Winnipeg Bus Stories is a place to complain and to share your weird stories and experiences while riding our expensive and inefficient means of public transportation.
From Uptown Magazine, March 2011:
"If you spend any time riding on a bus, chances are you’ll be able to relate to the tales of random couples fighting, homicidal texters, the drunk transfer thief and the old guy who eats a giant brick of cheese for breakfast which have been recounted on the recently launched blog, Winnipeg Bus Stories. It might not always be efficient or glamorous, but public transit can be your own personal reality show if you give it a chance."
From Winnipeg Free Press, June 2011:
Local bus blog details the stories -- from silly to sordid -- that take place between stops
By: David Sanderson / Fare Play
"And cellphone talkers," says Larsen, who teaches public relations and advertising at the Princess Street campus. "Especially the ones who loudly announce the route for you: 'I'm on Osborne... I'm on Graham ... I'm on Main Street.' Seriously, do I really have to listen to this conversation?"
From time to time, Larsen muses about his bus misadventures at school. Like the incident that will forever be remembered as "Face in the Butt."
Once upon a time, a woman was boarding Larsen's No. 18 bus. As she got to the top of the stairs, near the driver, she dropped her bus ticket. Naturally, she bent down to pick it up.
"There was a guy getting on directly behind her, but he was busy talking to someone behind him," Larsen goes on. "Unfortunately, he turned around at the precise moment she bent down. So for what must have seemed like hours, his face ended up directly in her rear end." (Which raises the philosophical question: would you rather be the butt-er or the butt-ee?)
At the end of class, one of Larsen's students told him he should submit his tale of whoa to a blog devoted to all things Transit Tom.
"Yeah, Kenton's is one of my favourites," says Jaimz Asmundson, the curator of Winnipeg Bus Stories (www.winnipegbusstories.com), a five-month-old website that chronicles the good (a Weakerthans video shot entirely on a Winnipeg bus), the bad (a self-explanatory yarn labelled "Brick of cheese for breakfast") and the ugly (see: Face in the Butt) of making your way around town, one transfer at a time.
"I used to post my own stories on Facebook, usually prefaced by 'You won't believe what happened on my bus today...'" Asmundson says. "After a while, some of my friends told me I should start a blog and I figured, 'Why not? I can't be the only one who's seen weird stuff on the bus."

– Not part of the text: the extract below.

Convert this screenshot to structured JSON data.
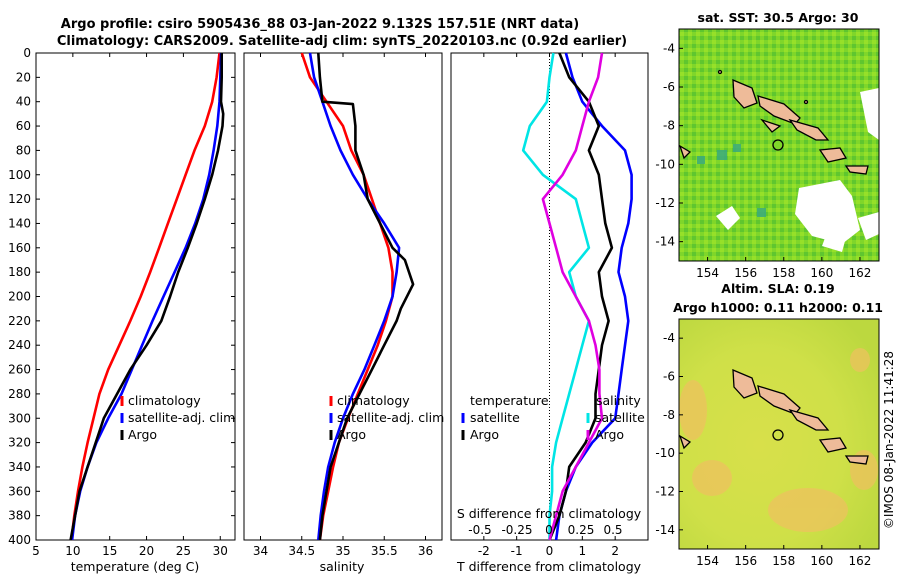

He isn't. Within days of launching his site, Asmundson (bus of choice: Portage/Polo Park) heard from a rider named David, who wanted to share the legend of "Thong Head." To make a short story shorter, a female rider on David's bus was searching through her purse, trying to find her cellphone. Instead, she found a pair of thong underwear, which she proceeded to wear like a tiara until she reached her stop.
Asmundson says most of the stories he receives are along those same lines. (Oh really?) "I mean in the sense that they have a beginning, a middle and an end. I actually expected to get more rant-type emails, like 'Don't you hate people who can't figure out the yellow stripes, on the back door?' or 'Don't you hate people who won't give up their seat for an older lady?' But that hasn't been the case."
All submissions go through Asmundson. Stories get categorized with Twitter-type hashtags like "sleeping," "annoying people" and "crap." The 30-year-old filmmaker won't publish anything racist, and he shies away from stories that mock less fortunate types. And although names are taboo, Asmundson did make an exception in the case of one Winnipegger who has achieved icon status for his habit of airdrumming along to whatever's playing on his Walkman while he rides the bus. ("I've always wanted to play for a band, but I've never found one to get into," the "Bus Drummer" explained when a blog contributor approached him in March to ask why he's been keeping the beat on the bus every day for some 12 years.)
Asmundson has a ready response when the topic of privacy is raised. "I don't think we're invading anybody's (privacy)," he says. "The bus isn't your home; if you're on there and you're drinking or causing a ruckus, and somebody wants to talk about what they witnessed, you deserve it."
Turns out there are lots of deserving folks, both here and abroad. Besides Asmundson's, there are like-themed blogs in cities across North America, including Seattle (Bus Stories: Observations of Life in Transit), Detroit (Detroit Bus Blog), and San Francisco (Muni Diaries). Devotees of the Minneapolis-based domain Bustales.com can even purchase T-shirts and pin-back buttons featuring that site's logo.
"I do have some stickers that I made myself, and a friend of mine who runs a music store asked about shirts, but aside from that, I don't know where this is headed," Asmundson says. "Maybe a three-panel comic-strip, maybe a book...there are a lot of possibilities."
When Asmundson is asked whether it's possible he'll ever run out of material, he shakes his head. "The bus is such a microcosm of society. Every hour of every day, you've got a mix of people from different classes, different cultures and different backgrounds, all crammed into this one small space.
"It's no wonder that somebody always seems to crack under the pressure."